1000 dossiers sont traités chaque année. Le traitement de ces dossiers est long car même s'ils touchent au même domaine les problématiques restent souvent bien différentes.

Suite à cette intervention, Rosalie et Victor ont présenté un petit intermède clownesque pour présenter la HALDE.Une phrase m'a particulièrement marquée. Rosalie dit : " Je suis maghrébine, heureusement que je ne suis pas africaine, cela aurait pu être pire... ".

Les tables rondes se sont formées.

La table ronde " Etre femme et handicapée : un autre regard sur le travail " était animée par Maudy Piot, la Présidente de l'association FDFA.

Trois témoins ont pris la parole. Trois femmes salariées en situation de handicap. Angélina est aveugle, elle est diplômée de droit bac +5 et travaille au Pôle Emploi à un poste bac+2. Françoise est bibliothécaire aujourd'hui, elle est devenue malvoyante et ne peut plus enseigner, elle est actuellement mise au placard. Anisha, 27 ans, a une sclérose en plaques. Malgré ses diplômes on lui confie des taches peu attrayantes.

Ces trois femmes ont témoigné du fait qu'elles ont un emploi en-deçà de leurs compétences, qu'elles doivent lutter pour que les aménagements leur soient accordés, aménagements souvent ridicules et peu onéreux, qu'elles doivent continuellement répondre aux questions, expliquer leur handicap, justifier leur poste.

Certaines grosses structures proposent des ateliers mettant en scène personnes valides et personnes handicapées pour sensibiliser l'ensemble des salariés mais en définitive, que ce soit une petite ou une grosse structure, l'isolement de ces femmes est très important.

Il a été question du handicap invisible avec Ansiha qui a retardé le plus possible de parler de sa maladie à son employeur et la difficulté qu'elle a rencontrée à accepter sa maladie et à trouver sa place.

J'ai pu témoigner de ma propre expérience.

Bien que je ne sois pas en situation de handicap permanent, l'endométriose n'en est pas moins une maladie dont les douleurs peuvent ralentir mon activité.

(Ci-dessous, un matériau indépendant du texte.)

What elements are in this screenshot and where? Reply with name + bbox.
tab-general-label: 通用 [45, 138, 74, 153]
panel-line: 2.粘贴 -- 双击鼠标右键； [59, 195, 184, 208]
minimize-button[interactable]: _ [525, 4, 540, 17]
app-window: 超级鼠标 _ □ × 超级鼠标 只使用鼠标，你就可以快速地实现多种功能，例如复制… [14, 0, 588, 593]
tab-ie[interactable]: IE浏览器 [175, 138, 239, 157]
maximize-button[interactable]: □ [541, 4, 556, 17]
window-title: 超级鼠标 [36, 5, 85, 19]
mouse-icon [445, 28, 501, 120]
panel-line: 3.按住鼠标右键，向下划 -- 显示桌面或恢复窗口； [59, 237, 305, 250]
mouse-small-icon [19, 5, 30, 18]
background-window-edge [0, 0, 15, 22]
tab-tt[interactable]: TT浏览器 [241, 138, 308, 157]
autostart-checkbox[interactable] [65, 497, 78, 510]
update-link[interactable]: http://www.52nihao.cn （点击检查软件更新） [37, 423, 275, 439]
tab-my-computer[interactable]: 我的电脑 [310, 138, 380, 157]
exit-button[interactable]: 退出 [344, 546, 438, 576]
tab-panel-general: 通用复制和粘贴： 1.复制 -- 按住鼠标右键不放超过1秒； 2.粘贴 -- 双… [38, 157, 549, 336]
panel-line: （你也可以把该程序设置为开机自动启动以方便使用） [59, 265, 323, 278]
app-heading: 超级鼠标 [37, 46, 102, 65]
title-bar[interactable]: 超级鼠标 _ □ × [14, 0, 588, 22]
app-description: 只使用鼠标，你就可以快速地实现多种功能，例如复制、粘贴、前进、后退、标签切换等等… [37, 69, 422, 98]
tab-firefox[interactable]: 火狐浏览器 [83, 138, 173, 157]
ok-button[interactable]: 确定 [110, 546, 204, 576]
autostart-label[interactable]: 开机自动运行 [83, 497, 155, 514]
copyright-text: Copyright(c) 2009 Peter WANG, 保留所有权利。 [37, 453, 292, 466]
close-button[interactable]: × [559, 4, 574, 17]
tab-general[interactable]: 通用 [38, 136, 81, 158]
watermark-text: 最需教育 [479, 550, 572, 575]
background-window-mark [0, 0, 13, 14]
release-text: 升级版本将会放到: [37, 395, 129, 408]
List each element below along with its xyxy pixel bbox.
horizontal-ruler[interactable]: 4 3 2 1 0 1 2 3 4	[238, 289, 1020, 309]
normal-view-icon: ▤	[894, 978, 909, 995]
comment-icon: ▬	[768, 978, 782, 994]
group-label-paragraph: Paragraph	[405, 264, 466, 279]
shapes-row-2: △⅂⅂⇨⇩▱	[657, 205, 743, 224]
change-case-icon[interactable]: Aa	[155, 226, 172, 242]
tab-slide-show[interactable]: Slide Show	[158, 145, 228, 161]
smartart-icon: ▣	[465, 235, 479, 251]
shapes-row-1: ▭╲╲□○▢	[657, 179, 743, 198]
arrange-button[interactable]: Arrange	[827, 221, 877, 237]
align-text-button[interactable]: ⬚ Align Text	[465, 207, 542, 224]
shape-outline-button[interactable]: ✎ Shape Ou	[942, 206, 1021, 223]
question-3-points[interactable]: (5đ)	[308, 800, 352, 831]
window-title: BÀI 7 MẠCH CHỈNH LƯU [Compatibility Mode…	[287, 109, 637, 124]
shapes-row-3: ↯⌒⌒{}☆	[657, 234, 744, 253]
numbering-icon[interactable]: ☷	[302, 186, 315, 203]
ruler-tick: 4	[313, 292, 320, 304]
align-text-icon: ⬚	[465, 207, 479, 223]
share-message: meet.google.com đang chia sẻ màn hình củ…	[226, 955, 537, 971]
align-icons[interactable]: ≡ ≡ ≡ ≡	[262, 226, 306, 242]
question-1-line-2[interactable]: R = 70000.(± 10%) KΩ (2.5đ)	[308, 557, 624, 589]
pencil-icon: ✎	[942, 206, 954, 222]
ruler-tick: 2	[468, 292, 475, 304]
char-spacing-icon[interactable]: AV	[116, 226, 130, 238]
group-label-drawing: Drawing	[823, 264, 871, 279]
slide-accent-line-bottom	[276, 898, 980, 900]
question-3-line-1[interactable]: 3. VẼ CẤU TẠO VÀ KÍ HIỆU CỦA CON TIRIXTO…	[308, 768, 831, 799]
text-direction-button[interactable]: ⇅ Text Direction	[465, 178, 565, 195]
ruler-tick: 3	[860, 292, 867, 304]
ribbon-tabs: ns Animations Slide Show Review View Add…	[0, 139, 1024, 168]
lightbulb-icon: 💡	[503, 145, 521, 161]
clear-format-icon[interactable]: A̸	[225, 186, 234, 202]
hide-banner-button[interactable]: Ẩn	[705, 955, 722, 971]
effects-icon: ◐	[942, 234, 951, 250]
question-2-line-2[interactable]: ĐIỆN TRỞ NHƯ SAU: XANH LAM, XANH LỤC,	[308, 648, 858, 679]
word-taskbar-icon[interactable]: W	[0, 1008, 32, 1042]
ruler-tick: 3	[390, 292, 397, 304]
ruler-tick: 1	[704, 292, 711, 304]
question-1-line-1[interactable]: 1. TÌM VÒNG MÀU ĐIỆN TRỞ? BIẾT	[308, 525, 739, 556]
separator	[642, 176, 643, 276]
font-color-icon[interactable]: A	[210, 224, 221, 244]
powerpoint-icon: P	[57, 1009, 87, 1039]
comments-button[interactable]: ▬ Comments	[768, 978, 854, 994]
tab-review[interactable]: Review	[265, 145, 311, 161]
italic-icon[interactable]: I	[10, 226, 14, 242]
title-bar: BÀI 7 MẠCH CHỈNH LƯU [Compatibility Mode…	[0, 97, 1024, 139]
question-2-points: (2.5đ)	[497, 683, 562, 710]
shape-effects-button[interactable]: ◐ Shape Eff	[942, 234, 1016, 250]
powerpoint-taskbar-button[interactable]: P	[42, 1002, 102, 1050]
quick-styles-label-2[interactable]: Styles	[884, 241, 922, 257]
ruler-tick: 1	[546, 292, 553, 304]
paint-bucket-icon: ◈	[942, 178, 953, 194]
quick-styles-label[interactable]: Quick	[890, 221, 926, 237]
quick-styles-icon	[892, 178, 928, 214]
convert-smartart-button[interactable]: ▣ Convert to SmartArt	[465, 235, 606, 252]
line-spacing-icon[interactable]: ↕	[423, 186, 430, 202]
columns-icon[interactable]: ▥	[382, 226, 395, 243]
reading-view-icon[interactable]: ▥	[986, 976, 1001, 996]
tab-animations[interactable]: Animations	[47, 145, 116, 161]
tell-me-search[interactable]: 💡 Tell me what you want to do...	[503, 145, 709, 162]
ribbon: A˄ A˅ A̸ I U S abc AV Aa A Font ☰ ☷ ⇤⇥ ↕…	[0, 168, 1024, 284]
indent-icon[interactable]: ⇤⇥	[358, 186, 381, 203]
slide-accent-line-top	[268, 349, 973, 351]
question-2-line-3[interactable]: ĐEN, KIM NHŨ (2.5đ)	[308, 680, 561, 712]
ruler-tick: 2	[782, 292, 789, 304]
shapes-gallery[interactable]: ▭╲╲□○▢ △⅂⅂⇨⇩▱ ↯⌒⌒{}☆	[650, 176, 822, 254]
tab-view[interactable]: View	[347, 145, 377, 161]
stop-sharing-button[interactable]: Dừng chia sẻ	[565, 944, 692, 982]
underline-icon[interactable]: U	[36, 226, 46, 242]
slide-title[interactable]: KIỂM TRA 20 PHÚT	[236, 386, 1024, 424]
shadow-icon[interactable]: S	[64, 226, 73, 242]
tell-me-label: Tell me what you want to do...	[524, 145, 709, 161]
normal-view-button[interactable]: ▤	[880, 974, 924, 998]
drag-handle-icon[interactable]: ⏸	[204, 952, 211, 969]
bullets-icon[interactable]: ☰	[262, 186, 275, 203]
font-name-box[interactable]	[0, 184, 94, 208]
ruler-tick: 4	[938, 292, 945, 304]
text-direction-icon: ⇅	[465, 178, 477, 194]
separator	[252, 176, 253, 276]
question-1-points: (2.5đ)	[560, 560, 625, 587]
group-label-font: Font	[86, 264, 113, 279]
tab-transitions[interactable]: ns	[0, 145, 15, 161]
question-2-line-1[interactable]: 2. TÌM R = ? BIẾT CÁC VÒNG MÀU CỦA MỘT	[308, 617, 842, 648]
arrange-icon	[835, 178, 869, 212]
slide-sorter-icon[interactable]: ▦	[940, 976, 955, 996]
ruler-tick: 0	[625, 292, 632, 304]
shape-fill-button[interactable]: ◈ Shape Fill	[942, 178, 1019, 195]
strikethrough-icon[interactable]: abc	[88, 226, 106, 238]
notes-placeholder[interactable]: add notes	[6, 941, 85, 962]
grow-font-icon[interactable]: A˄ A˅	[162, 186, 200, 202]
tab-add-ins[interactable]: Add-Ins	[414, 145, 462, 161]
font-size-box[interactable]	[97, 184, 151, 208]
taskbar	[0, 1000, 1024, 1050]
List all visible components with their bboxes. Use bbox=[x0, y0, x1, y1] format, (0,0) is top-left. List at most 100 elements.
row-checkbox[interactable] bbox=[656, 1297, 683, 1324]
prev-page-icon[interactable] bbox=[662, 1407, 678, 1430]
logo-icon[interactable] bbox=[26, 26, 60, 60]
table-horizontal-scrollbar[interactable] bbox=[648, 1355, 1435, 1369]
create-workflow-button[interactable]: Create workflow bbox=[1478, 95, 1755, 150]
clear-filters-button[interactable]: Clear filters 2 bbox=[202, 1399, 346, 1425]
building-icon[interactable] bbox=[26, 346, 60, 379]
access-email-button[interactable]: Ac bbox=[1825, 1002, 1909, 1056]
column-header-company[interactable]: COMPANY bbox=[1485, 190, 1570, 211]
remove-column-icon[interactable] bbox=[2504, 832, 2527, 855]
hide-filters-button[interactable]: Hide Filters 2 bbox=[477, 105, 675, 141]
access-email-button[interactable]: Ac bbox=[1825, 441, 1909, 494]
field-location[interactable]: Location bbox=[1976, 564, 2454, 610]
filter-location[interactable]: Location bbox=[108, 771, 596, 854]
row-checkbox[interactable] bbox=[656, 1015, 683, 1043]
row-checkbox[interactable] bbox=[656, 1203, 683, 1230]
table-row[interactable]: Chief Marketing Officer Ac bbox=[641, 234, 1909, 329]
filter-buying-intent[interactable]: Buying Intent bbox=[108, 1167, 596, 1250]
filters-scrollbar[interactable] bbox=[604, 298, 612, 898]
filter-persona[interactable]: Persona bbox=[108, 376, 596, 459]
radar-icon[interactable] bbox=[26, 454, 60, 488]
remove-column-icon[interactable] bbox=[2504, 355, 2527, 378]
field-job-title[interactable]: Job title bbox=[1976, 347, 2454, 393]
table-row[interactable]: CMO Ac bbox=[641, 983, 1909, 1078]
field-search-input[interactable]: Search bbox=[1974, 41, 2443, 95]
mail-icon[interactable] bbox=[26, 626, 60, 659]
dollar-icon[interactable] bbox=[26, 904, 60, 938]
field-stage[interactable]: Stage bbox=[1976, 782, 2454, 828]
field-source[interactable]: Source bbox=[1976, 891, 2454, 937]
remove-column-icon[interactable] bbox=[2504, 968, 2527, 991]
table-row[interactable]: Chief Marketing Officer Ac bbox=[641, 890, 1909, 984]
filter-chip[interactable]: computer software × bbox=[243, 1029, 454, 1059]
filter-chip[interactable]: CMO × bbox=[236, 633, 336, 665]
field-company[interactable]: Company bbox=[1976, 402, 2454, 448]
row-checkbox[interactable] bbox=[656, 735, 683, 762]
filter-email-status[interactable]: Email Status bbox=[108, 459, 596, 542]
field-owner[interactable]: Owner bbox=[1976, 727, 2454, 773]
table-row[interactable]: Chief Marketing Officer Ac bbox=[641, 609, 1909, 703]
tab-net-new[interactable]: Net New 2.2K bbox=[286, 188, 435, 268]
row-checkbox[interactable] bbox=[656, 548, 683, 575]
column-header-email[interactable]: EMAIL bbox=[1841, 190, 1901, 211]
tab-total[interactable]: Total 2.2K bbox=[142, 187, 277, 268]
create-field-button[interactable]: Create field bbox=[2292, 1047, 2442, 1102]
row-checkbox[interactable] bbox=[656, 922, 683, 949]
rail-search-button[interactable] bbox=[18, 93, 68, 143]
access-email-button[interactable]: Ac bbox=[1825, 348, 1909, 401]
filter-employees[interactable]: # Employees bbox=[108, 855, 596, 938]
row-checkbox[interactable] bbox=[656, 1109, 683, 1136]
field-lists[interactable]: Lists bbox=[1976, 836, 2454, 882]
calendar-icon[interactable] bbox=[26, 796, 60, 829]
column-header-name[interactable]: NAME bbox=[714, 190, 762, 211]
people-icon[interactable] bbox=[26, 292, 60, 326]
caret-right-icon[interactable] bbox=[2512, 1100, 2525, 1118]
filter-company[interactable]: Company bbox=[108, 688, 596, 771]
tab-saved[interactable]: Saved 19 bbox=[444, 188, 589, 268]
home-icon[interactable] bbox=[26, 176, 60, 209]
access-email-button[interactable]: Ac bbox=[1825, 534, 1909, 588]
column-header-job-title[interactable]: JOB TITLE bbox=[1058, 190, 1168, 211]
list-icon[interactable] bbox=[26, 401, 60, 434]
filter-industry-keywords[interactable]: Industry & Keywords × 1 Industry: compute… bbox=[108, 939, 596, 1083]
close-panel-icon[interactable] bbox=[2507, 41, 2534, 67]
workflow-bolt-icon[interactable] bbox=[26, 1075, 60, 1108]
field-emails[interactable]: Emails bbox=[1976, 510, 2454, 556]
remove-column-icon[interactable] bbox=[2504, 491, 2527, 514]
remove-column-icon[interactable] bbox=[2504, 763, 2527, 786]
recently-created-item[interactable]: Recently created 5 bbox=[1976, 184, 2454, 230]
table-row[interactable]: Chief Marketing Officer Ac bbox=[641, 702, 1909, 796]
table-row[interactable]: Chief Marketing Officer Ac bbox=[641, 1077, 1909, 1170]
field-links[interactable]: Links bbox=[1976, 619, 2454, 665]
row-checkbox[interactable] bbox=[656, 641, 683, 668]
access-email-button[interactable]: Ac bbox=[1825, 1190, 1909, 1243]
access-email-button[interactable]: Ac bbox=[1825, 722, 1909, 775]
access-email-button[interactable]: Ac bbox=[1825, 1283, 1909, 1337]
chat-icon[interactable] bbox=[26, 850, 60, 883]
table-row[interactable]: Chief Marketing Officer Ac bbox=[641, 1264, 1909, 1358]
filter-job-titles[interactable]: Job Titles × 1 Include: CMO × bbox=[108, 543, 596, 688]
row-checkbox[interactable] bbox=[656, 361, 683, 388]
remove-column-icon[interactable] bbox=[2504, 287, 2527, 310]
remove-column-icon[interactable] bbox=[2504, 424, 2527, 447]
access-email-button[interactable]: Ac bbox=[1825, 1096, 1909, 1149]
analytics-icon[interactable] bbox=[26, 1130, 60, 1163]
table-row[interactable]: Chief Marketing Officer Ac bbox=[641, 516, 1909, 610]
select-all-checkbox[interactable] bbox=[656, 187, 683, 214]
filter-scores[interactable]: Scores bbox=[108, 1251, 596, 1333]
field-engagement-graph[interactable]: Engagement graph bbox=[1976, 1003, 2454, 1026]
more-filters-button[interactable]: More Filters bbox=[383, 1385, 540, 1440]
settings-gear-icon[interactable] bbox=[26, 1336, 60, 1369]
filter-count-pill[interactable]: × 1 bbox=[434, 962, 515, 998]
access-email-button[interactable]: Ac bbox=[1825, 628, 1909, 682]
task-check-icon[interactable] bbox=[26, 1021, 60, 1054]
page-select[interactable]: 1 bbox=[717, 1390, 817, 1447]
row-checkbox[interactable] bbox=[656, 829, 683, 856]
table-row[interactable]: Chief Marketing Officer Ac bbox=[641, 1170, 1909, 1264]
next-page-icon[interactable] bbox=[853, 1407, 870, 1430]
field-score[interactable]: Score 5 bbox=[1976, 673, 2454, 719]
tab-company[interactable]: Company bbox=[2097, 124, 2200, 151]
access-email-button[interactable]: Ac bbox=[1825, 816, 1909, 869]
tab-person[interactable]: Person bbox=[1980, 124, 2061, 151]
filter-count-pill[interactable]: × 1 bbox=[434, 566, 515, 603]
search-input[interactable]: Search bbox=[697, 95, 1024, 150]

Même si j'en souffre très peu, je fais mon possible pour assumer tous les jours. Je me suis retrouvée dans beaucoup de réflexions apportées autour de cette table ronde comme sur l'isolement, le fait de subir des remarques assassines alors que votre chef, votre patron ou votre collègue sait que vous êtes malade ou en situation de handicap.

Angélina a posé également une réflexion sur l'identité.

Qui sommes-nous ? Comment nous voyons-nous ? Comment se présenter ? Sommes-nous avant toute chose des femmes ? Des personnes en situation de handicap? Artistes ? Comment apporter cet autre regard ?

Si on devait résumer, c'est un combat, où chaque personne doit trouver son équilibre. Témoigner de notre vie, porter des valeurs qui en définitive ne sont pas différentes des personnes valides.

C'est aussi un long chemin qui doit être parcouru des deux côtés pour arriver à progresser. Cela passe par le fait qu'il faut souvent s'armer de patience et parfois d'humour.

Anne Hidalgo, Adjointe au Maire de Paris, est venue adresser un message de soutien à l'association afin de remercier Maudy Piot et les bénévoles pour leurs actions.

La journée s'est terminée sur un message de Maudy Piot et en musique avec le groupe Mozaïque.